For people living with OCD for whom standard treatments have failed, this meta-analysis represents a step towards better symptom management and reduced disability as a result. The findings support the use of neuromodulation for severe OCD while also shedding light on the underlying brain circuitry and potential therapeutic targets. Future research that continues to focus on how brain networks function could help make brain stimulation treatments for OCD more precise and personalized.

Dr. Flavia Venetucci Gouveia, Scientist at The Hospital for Sick Children and Assistant Professor in the Department of Medical Biophysics at the University of Toronto, is the first author of this study.

Dr. Jürgen Germann, Assistant Scientist at UHN’s Krembil Brain Institute and Assistant Professor at the University of Toronto’s Institute of Biomedical Engineering, is the senior author of this study.

This work was supported by the Canadian Institutes of Health Research, Brain Canada Foundation, the Shireen and Edna Marcus Foundation, and UHN Foundation.
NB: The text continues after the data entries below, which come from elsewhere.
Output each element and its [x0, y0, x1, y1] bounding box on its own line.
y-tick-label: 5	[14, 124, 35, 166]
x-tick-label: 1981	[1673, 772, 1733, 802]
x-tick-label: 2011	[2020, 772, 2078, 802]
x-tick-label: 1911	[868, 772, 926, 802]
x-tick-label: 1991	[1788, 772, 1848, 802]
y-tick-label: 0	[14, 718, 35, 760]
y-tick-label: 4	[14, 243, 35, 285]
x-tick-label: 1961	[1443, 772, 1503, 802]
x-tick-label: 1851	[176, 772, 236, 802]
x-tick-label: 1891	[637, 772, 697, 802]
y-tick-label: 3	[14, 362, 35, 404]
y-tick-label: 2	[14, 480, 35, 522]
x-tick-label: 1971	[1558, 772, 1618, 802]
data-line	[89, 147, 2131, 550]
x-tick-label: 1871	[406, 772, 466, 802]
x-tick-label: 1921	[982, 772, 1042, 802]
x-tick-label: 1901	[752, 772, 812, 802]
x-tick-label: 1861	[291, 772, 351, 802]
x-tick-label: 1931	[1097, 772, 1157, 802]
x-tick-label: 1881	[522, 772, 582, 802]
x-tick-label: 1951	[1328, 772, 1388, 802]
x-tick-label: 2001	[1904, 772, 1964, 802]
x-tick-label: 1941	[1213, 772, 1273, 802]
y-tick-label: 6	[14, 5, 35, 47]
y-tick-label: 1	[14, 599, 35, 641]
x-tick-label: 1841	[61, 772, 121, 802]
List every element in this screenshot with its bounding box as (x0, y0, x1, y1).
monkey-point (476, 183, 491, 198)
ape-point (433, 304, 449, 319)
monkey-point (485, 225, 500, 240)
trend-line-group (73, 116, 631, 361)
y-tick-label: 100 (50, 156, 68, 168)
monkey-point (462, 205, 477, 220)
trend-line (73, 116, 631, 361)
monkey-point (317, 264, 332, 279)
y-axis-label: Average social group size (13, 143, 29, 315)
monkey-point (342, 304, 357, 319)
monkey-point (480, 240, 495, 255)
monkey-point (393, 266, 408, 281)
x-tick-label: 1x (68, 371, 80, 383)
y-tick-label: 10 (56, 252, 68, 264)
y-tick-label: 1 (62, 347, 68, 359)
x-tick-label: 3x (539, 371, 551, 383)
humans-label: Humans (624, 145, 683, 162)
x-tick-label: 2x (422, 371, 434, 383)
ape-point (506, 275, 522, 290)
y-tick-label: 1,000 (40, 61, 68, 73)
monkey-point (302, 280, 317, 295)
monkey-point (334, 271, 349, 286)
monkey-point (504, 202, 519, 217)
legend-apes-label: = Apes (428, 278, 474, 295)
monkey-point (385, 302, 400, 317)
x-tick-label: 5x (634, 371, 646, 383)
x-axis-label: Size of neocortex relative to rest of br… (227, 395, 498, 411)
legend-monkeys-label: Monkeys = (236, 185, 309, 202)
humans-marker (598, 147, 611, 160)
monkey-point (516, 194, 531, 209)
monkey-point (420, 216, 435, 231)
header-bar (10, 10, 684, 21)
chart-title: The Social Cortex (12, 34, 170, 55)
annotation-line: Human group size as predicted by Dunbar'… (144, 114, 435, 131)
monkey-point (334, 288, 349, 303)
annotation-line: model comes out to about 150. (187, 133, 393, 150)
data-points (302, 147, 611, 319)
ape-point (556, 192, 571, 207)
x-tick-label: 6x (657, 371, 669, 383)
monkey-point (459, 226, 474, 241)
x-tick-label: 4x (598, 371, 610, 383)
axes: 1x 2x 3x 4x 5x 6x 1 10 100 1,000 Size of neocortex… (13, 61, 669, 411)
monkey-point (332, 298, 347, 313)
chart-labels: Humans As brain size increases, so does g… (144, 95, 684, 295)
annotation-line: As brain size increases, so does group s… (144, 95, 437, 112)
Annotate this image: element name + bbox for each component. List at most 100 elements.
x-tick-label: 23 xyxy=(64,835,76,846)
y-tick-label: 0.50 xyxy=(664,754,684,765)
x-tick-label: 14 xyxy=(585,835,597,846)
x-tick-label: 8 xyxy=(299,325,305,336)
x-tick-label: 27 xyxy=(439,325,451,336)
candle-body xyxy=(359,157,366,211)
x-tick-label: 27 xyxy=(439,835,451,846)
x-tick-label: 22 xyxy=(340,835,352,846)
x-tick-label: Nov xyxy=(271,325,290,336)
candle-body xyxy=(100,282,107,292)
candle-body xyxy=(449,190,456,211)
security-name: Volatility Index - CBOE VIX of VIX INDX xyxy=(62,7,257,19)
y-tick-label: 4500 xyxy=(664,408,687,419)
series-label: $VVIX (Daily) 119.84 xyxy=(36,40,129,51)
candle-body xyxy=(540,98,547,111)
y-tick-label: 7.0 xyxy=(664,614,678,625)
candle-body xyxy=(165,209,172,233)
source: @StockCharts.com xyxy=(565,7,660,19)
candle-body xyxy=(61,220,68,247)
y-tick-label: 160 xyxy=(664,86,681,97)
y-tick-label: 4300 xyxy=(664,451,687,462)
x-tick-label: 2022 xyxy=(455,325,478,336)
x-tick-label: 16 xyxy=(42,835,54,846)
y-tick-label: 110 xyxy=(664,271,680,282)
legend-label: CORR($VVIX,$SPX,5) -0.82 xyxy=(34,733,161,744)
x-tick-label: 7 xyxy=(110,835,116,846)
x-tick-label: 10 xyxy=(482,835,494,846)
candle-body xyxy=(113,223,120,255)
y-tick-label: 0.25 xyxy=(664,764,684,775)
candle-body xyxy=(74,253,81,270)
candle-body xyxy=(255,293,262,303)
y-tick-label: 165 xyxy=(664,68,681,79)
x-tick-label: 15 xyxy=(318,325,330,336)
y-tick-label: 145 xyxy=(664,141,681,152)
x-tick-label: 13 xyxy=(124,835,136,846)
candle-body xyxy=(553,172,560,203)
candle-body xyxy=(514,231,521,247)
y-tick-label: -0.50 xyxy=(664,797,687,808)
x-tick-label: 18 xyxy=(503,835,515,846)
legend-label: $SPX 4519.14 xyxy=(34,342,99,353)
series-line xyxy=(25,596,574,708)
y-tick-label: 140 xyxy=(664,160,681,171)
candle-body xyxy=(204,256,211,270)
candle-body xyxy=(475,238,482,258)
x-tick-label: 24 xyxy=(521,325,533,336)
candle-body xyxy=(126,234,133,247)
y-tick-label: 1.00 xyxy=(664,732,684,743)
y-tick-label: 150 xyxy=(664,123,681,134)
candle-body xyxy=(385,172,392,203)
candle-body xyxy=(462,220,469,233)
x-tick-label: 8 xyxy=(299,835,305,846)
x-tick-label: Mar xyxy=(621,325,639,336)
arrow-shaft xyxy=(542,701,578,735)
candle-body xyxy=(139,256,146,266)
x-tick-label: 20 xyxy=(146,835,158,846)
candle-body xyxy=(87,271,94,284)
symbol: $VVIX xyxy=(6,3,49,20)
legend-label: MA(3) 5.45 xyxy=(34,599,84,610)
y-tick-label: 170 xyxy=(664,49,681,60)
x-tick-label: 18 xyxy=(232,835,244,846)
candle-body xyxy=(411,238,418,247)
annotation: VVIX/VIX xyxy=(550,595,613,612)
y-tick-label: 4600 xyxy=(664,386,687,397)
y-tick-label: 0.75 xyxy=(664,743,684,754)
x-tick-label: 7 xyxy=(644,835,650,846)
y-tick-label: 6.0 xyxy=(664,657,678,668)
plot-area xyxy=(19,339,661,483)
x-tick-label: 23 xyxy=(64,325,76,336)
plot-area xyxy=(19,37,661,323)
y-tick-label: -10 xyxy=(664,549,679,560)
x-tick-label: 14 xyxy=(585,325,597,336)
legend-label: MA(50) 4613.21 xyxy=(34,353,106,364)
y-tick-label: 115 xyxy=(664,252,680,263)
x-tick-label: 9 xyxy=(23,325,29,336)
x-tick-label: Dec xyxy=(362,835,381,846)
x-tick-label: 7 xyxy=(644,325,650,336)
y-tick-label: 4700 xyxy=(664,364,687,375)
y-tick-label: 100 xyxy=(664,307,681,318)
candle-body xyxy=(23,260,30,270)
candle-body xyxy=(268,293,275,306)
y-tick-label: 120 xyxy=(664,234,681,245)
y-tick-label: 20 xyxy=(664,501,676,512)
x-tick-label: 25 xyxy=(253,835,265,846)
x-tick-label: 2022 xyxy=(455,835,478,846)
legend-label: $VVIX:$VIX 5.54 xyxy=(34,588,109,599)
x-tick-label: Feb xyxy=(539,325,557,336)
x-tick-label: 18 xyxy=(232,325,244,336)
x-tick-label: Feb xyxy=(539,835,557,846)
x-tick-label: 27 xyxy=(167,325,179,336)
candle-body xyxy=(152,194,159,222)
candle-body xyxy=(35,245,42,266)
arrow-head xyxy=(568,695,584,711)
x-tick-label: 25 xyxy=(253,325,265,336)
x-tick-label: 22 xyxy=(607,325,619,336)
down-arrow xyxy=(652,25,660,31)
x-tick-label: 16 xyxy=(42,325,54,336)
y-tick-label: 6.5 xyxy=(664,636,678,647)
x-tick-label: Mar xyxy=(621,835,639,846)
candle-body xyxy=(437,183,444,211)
Dr. Andres Lozano is a co-founder of Functional Neuromodulation and a consultant for Boston Scientific, Medtronic and Abbott.

Gouveia FV, Elias GJB, Wong EHY, Yang A, Beyn M, Mesich A, Omere U, Iskin SA, Bai Y, Hu CK, Boutet A, Lozano AM, Germann J. Neuromodulation for treatment-resistant obsessive–compulsive disorder: a systematic review, meta-analysis and network analysis. Nat Mental Health. 2026 Apr 13. DOI: 10.1038/s44220-026-00586-9.